Why has Obama treated Netanyahu so rudely?
It seems pretty clear to me that, of all of the countries in the Middle East, there’s only one where he wants to see a regime change.
[Update a couple minutes later]
Instapundit has a theory:
Possibly Obama just hates Israel and hates Jews. That’s plausible — certainly nothing in his actions suggests otherwise, really.
But it’s also possible — I’d say likely — that there’s something else going on. I think Obama expects Israel to strike Iran, and wants to put distance between the United States and Israel in advance of that happening. (Perhaps he even thinks that treating Israel rudely will provoke such a response, saving him the trouble of doing anything about Iran himself, and avoiding the risk that things might go wrong if he does). On the most optimistic level, maybe this whole thing is a sham, and the U.S. is really helping Israel strike Iran, with this as distraction. The question for readers is which of these — not necessarily mutually exclusive — explanations is most plausible.

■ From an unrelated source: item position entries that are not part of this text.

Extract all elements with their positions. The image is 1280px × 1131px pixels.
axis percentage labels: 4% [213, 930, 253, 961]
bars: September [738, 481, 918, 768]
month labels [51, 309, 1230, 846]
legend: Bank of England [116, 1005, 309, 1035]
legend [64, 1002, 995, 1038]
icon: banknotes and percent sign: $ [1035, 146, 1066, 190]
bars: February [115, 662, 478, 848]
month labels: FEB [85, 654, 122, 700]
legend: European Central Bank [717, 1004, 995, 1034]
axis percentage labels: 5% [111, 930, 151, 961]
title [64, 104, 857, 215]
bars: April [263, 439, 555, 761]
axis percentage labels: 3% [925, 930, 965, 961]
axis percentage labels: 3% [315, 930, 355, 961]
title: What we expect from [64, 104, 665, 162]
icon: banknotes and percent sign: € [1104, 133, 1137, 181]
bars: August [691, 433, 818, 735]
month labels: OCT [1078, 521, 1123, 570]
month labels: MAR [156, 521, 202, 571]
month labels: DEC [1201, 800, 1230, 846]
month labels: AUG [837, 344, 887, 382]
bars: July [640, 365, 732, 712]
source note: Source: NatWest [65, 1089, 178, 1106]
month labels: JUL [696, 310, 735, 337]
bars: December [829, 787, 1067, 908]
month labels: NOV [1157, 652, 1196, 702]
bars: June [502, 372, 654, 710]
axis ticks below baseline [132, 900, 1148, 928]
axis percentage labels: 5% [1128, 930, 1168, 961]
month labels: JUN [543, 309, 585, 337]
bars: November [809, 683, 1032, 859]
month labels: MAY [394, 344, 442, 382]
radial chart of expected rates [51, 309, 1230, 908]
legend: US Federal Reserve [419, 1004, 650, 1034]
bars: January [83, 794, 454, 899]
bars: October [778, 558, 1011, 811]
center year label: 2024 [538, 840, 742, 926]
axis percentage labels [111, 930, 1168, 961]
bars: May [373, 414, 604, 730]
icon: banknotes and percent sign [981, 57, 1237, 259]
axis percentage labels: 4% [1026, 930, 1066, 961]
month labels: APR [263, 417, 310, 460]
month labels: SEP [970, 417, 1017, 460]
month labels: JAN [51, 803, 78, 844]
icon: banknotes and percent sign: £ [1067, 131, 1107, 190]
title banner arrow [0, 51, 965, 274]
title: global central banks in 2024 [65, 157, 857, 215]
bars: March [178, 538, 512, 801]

I’m going to go with Occam’s Razor myself. I’ve seen no evidence that Obama gives a damn whether or not Iran gets nukes (and perhaps he would even be happy to see it — who knows)?
[Update mid morning]
We are all Bibi Netanyahu now:
I think the reaction to Obama’s treatment of Bibi Netanyahu hits home because it was so personal in nature, and because it epitomized how the American people have been treated by Obama and the Democrats, with arrogance and disdain.
We have seen this attitude since the Inauguration, when Obama and the crowd treated George W. Bush with disrespect, in the smears by Nancy Pelosi, Harry Reid and other leading Democrats against health care protesters, in the daily attacks by the left-wing blogs and mainstream media against the Tea Party members, in the treatment of Sarah Palin and Trig Palin, in the bribes and budgetary chicanery used to pass a health care bill opposed by a significant majority of the population, and in the disgusting use of the race card to stifle legitimate political dissent.
In Bibi Netanyahu we see something we have lost in our leader, an unflinching sense of national destiny, an unapologetic pride in who we are and why we are, and a willingness to stand up to tyrants and neighborhood bullies regardless of the price.
Instead, we have a bully for a leader, who prefers the company of other bullies to true democrats.